Василю сказали послушать. И он слушал.
С удивлением, со страхом, переходящим в глубокую мрачность на лице, но слушал и не перебивал.
- Поединок чести, це одно. - Наконец, после тяжелого молчания, заговорил кислевит - Но вбивати господаря в его же доме... Он дав нам крышу над головою, пищу. Навищо вбивати? - Спросил прямо, глядя куда-то в древнюю каменную стену - Коли дерешься, раз без этого не обойтись, то можливо же и ранить... - Казалось, нарушение нерушимых законов гостеприимства поединком было для кислевита чем-то немыслимым - Не насмерть. Чому не так? Це же человек, а не нечисть лесная, не бандит.
И потом Василь снова замолк, и по усталому, бледному лицу, по нахмуренным бровям было видно, что он усердно думает.

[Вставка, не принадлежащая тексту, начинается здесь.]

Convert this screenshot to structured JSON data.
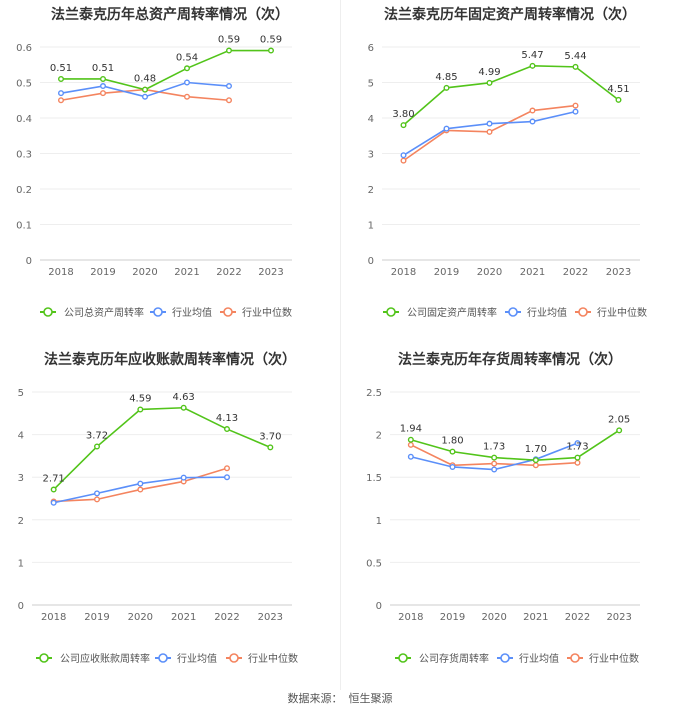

Наконец, утерев со лба испарину, заговорил опять. Без злобы или гнева, в Василе их не было. Только усталость и боль от раны.

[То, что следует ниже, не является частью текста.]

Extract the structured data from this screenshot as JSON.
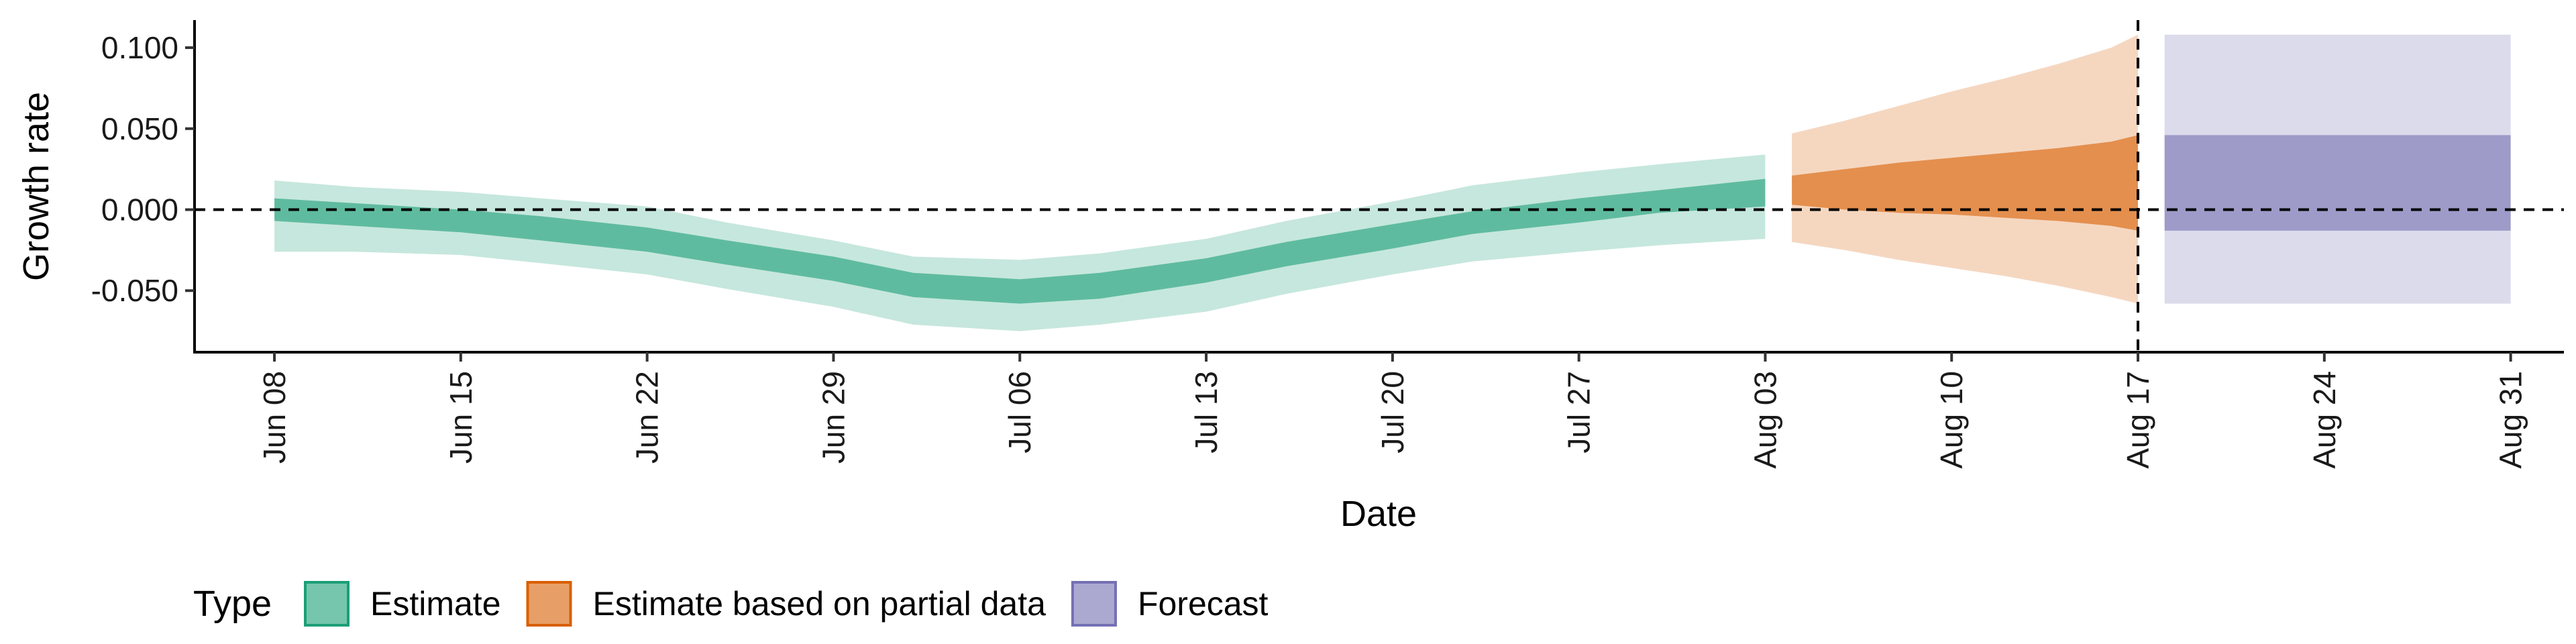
{
  "chart_data": {
    "type": "area",
    "xlabel": "Date",
    "ylabel": "Growth rate",
    "x_range": [
      "2020-06-05",
      "2020-09-02"
    ],
    "ylim": [
      -0.088,
      0.117
    ],
    "y_ticks": [
      0.1,
      0.05,
      0.0,
      -0.05
    ],
    "y_tick_labels": [
      "0.100",
      "0.050",
      "0.000",
      "-0.050"
    ],
    "x_ticks": [
      "2020-06-08",
      "2020-06-15",
      "2020-06-22",
      "2020-06-29",
      "2020-07-06",
      "2020-07-13",
      "2020-07-20",
      "2020-07-27",
      "2020-08-03",
      "2020-08-10",
      "2020-08-17",
      "2020-08-24",
      "2020-08-31"
    ],
    "x_tick_labels": [
      "Jun 08",
      "Jun 15",
      "Jun 22",
      "Jun 29",
      "Jul 06",
      "Jul 13",
      "Jul 20",
      "Jul 27",
      "Aug 03",
      "Aug 10",
      "Aug 17",
      "Aug 24",
      "Aug 31"
    ],
    "reference_lines": {
      "horizontal_y": 0.0,
      "vertical_x": "2020-08-17",
      "style": "dashed"
    },
    "grid": false,
    "legend": {
      "title": "Type",
      "position": "bottom-left",
      "entries": [
        {
          "label": "Estimate",
          "color": "#1b9e77"
        },
        {
          "label": "Estimate based on partial data",
          "color": "#d95f02"
        },
        {
          "label": "Forecast",
          "color": "#7570b3"
        }
      ]
    },
    "series": [
      {
        "name": "Estimate",
        "color": "#1b9e77",
        "x": [
          "2020-06-08",
          "2020-06-11",
          "2020-06-15",
          "2020-06-18",
          "2020-06-22",
          "2020-06-25",
          "2020-06-29",
          "2020-07-02",
          "2020-07-06",
          "2020-07-09",
          "2020-07-13",
          "2020-07-16",
          "2020-07-20",
          "2020-07-23",
          "2020-07-27",
          "2020-07-30",
          "2020-08-03"
        ],
        "lower_90": [
          -0.026,
          -0.026,
          -0.028,
          -0.033,
          -0.04,
          -0.049,
          -0.06,
          -0.071,
          -0.075,
          -0.071,
          -0.063,
          -0.052,
          -0.04,
          -0.032,
          -0.026,
          -0.022,
          -0.018
        ],
        "upper_90": [
          0.018,
          0.014,
          0.011,
          0.007,
          0.002,
          -0.008,
          -0.019,
          -0.029,
          -0.031,
          -0.027,
          -0.018,
          -0.007,
          0.005,
          0.015,
          0.023,
          0.028,
          0.034
        ],
        "lower_50": [
          -0.007,
          -0.01,
          -0.014,
          -0.019,
          -0.026,
          -0.034,
          -0.044,
          -0.054,
          -0.058,
          -0.055,
          -0.045,
          -0.035,
          -0.024,
          -0.015,
          -0.008,
          -0.002,
          0.002
        ],
        "upper_50": [
          0.007,
          0.004,
          0.0,
          -0.004,
          -0.011,
          -0.019,
          -0.029,
          -0.039,
          -0.043,
          -0.039,
          -0.03,
          -0.02,
          -0.009,
          -0.001,
          0.007,
          0.012,
          0.019
        ]
      },
      {
        "name": "Estimate based on partial data",
        "color": "#d95f02",
        "x": [
          "2020-08-04",
          "2020-08-06",
          "2020-08-08",
          "2020-08-10",
          "2020-08-12",
          "2020-08-14",
          "2020-08-16",
          "2020-08-17"
        ],
        "lower_90": [
          -0.02,
          -0.025,
          -0.031,
          -0.036,
          -0.041,
          -0.047,
          -0.054,
          -0.058
        ],
        "upper_90": [
          0.047,
          0.055,
          0.064,
          0.073,
          0.081,
          0.09,
          0.1,
          0.108
        ],
        "lower_50": [
          0.003,
          0.0,
          -0.002,
          -0.003,
          -0.005,
          -0.007,
          -0.01,
          -0.013
        ],
        "upper_50": [
          0.021,
          0.025,
          0.029,
          0.032,
          0.035,
          0.038,
          0.042,
          0.046
        ]
      },
      {
        "name": "Forecast",
        "color": "#7570b3",
        "x": [
          "2020-08-18",
          "2020-08-31"
        ],
        "lower_90": [
          -0.058,
          -0.058
        ],
        "upper_90": [
          0.108,
          0.108
        ],
        "lower_50": [
          -0.013,
          -0.013
        ],
        "upper_50": [
          0.046,
          0.046
        ]
      }
    ]
  }
}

- Одному нельзя. Це смерть, якщо не от вил, так от ран. Я не лекарь. Ликувати себя не сможу. - Василь, наконец, смотрит на Франческу, и в глазах нет никакой стали, ничего, кроме болезненной усталости и глубокой вины за только что принятое решение - Я пойду в Нойхафен разом со всеми... Не сгину один в дороге, не сгину тут, один. Я... - Осекается Василь, видно, что слова даются ему тяжело. Не от ран, а от того осознания, что он уходит и бросает, тем самым, своих товарищей - Я вже не сможу вам ничем помочь. Только помехою буду. - Голос Василя совсем теряет силу, он словно бы просит прощения за какой-то жуткий и отвратительный грех - И тому повинен идти со всеми.